Molecular neuroimaging studies have examined the association between genotype and serotonin transporter binding with positron emission tomography (PET) and SPECT brain scanners.
Such studies use a radioligand that binds—preferably selectively—to the serotonin transporter so an image can be formed that quantifies the distribution of the serotonin transporter in the brain.
One study could see no difference in serotonin transporter availability between long/long and short/short homozygotes subjects among 96 subjects scanned with SPECT using the iodine-123 β-CIT radioligand.
Using the PET radioligand carbon-11-labeled McN 5652 another research team could neither find any difference in serotonin transporter binding between genotype groups.
Newer studies have used the radioligand carbon-11-labeled DASB
with one study finding higher serotonin transporter binding in the putamen of L_{A} homozygotes compared to other genotypes.
Another study with similar radioligand and genotype comparison found higher binding in the midbrain.

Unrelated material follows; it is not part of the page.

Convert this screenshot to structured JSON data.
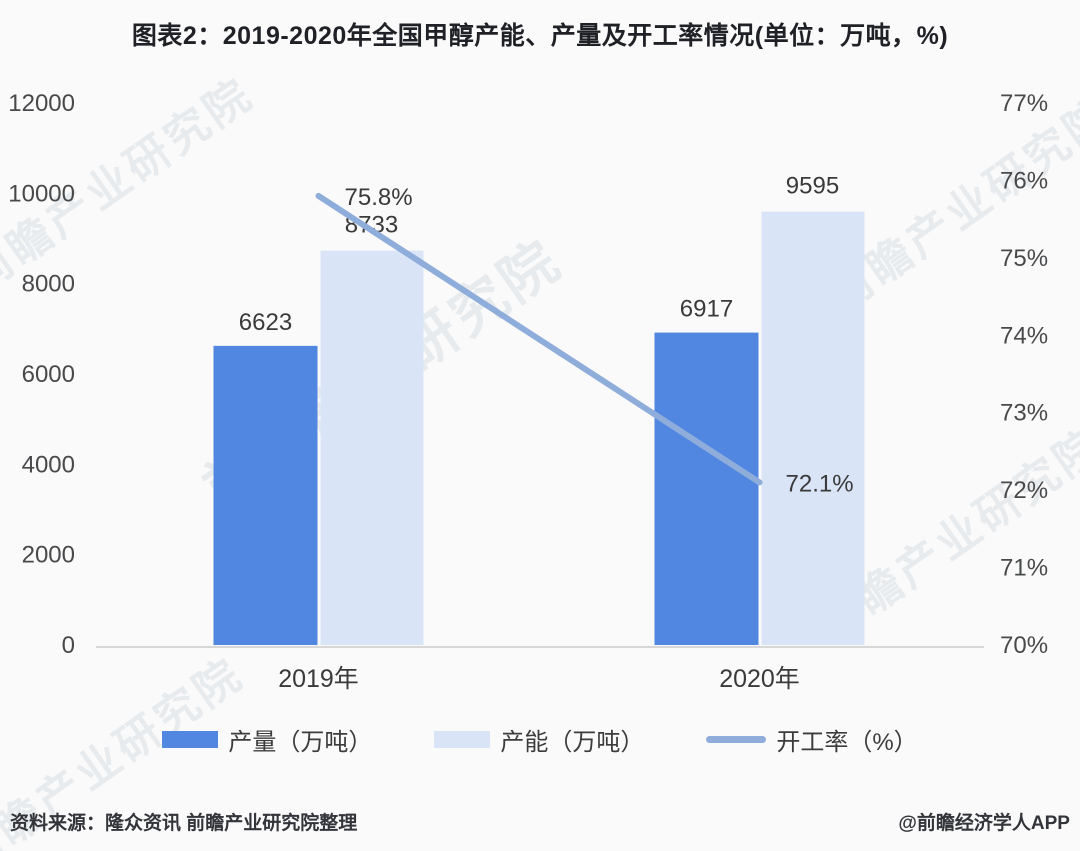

Associations between the polymorphism and the grey matter in parts of the anterior cingulate brain region have also been reported based on magnetic resonance imaging brain scannings and voxel-based morphometry analysis. 5-HTTLPR short allele–driven amygdala hyperreactivity was confirmed in a large (by MRI study standards) cohort of healthy subjects with no history of psychiatric illness or treatment. Brain blood flow measurements with positron emission tomography brain scanners can show genotype-related changes.
The glucose metabolism in the brain has also been investigated with respect to the polymorphism,
and the functional magnetic resonance imaging (fMRI) brain scans have also been correlated to the polymorphism.

Especially the amygdala brain structure has been the focus of the functional neuroimaging studies.

==Electrophysiology==
The relationship between the Event Related Potentials P3a and P3b and the genetic variants of 5-HTTLPR were investigated using an auditory oddball paradigm and revealed short allele homozygotes mimicked those of COMT met/met homozygotes with an enhancement of the frontal, but not parietal P3a and P3b. This suggests a frontal-cortical dopaminergic and serotonergic mechanism in bottom-up attentional capture.

== Other organisms ==
In rats (Rattus rattus) berberine increases 5-HTTLPR activity.